There's no where else we wanted to be other than that park.  I can't tell you how wonderful it is to have such a special place to go and "see him."  I truly feel like I'm visiting with Ty.  It doesn't make it hurt any less, but the experience is as bittersweet as it is beautiful every time.  Lou and I went out to dinner afterward, we drank too much, then we spent the wee hours of the night holding hands down by the ocean.  Surprisingly, we didn't cry while we were on the beach.  We smiled and looked out at the incredible ocean and thought "how can anyone question whether there is a God when we live with such beauty."  I look out on that horizon with nothing but confidence that Ty is out there.  Of course I have my dark moments, but I never doubt that I will see Ty again.  The hardest part is imagining how long I'll have to wait.  If I miss him this much after one year, how can I possibly wait decades upon decades?  It just seems too impossible to imagine. 
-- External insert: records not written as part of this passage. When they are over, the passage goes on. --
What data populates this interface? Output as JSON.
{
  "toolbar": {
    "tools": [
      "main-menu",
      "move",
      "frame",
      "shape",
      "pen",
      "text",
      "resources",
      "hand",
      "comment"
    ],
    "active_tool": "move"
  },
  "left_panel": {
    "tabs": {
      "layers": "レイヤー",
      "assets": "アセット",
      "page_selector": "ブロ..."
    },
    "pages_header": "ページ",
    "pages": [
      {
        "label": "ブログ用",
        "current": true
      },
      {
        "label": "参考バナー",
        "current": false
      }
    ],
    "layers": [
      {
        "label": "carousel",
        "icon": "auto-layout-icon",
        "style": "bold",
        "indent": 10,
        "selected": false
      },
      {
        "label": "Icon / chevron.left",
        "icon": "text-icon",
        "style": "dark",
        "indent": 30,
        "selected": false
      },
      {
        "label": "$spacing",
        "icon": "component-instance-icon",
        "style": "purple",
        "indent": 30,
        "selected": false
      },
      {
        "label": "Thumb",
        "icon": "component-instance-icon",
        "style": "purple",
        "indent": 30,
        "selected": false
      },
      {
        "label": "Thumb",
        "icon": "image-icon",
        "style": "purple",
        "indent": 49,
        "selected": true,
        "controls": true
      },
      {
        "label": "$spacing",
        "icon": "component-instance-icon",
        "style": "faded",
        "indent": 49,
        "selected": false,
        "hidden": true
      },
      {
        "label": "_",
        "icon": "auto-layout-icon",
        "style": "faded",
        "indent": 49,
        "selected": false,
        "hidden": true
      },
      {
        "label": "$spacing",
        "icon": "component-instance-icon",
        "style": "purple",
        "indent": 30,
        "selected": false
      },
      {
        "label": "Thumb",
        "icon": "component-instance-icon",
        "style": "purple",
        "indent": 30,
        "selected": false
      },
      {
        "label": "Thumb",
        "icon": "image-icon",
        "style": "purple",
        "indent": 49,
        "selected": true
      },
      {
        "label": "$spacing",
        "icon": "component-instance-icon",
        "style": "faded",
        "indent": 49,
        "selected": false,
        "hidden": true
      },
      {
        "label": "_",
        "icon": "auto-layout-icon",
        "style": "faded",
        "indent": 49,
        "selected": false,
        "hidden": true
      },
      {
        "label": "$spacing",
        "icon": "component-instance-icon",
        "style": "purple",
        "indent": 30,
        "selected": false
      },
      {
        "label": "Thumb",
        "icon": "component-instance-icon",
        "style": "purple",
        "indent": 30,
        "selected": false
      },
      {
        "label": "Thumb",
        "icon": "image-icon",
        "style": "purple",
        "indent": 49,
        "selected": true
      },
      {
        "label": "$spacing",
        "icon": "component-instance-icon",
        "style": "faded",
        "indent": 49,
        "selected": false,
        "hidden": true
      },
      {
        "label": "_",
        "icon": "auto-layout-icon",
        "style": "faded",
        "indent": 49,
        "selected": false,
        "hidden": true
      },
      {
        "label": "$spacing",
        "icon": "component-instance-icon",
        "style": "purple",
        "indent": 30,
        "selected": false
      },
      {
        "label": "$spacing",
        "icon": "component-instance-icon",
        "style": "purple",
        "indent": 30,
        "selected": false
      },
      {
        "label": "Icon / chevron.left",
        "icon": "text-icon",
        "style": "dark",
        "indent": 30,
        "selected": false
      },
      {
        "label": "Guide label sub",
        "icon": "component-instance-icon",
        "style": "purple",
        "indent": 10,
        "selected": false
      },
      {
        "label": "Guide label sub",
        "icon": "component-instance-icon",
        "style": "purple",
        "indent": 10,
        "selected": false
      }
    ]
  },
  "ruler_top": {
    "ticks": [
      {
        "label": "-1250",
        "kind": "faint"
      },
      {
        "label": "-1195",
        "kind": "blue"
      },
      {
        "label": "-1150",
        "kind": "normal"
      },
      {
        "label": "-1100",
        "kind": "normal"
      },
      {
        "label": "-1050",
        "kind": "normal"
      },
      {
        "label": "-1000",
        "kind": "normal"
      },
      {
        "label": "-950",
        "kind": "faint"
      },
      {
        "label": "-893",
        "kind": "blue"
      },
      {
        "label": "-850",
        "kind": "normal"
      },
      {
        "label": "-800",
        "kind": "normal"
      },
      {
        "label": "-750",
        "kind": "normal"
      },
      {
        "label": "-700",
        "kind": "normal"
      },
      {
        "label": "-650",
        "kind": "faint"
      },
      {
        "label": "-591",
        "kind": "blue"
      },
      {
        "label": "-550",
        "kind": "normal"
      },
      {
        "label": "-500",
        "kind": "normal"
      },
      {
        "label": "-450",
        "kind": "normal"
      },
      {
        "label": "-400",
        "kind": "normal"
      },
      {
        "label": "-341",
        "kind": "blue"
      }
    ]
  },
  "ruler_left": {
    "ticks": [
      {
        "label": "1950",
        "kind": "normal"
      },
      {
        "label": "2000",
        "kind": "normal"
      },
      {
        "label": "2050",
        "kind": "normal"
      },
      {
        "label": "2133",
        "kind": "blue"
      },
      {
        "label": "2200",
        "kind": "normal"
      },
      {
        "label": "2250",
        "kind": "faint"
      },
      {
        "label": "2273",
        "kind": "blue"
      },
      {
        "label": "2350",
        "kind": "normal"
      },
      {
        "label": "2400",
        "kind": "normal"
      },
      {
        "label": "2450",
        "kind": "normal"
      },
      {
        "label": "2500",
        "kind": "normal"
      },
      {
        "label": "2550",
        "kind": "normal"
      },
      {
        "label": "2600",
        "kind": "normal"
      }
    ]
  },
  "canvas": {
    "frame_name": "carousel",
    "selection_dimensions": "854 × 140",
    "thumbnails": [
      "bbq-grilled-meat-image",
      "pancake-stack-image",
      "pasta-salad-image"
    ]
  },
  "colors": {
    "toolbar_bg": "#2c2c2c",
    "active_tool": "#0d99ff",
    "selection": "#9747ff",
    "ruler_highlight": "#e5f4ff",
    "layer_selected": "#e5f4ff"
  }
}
I received a message the other day that reminded me of the quote "the days are long but the years are short."  It is such an appropriate statement when relating to how our children grow so fast, but it is also such an incredibly relevant statement to this entire grieving process.  I can't help but nod in agreement with how very true it is. 

One year down.  One year closer to seeing my best good boy again.  XOXO.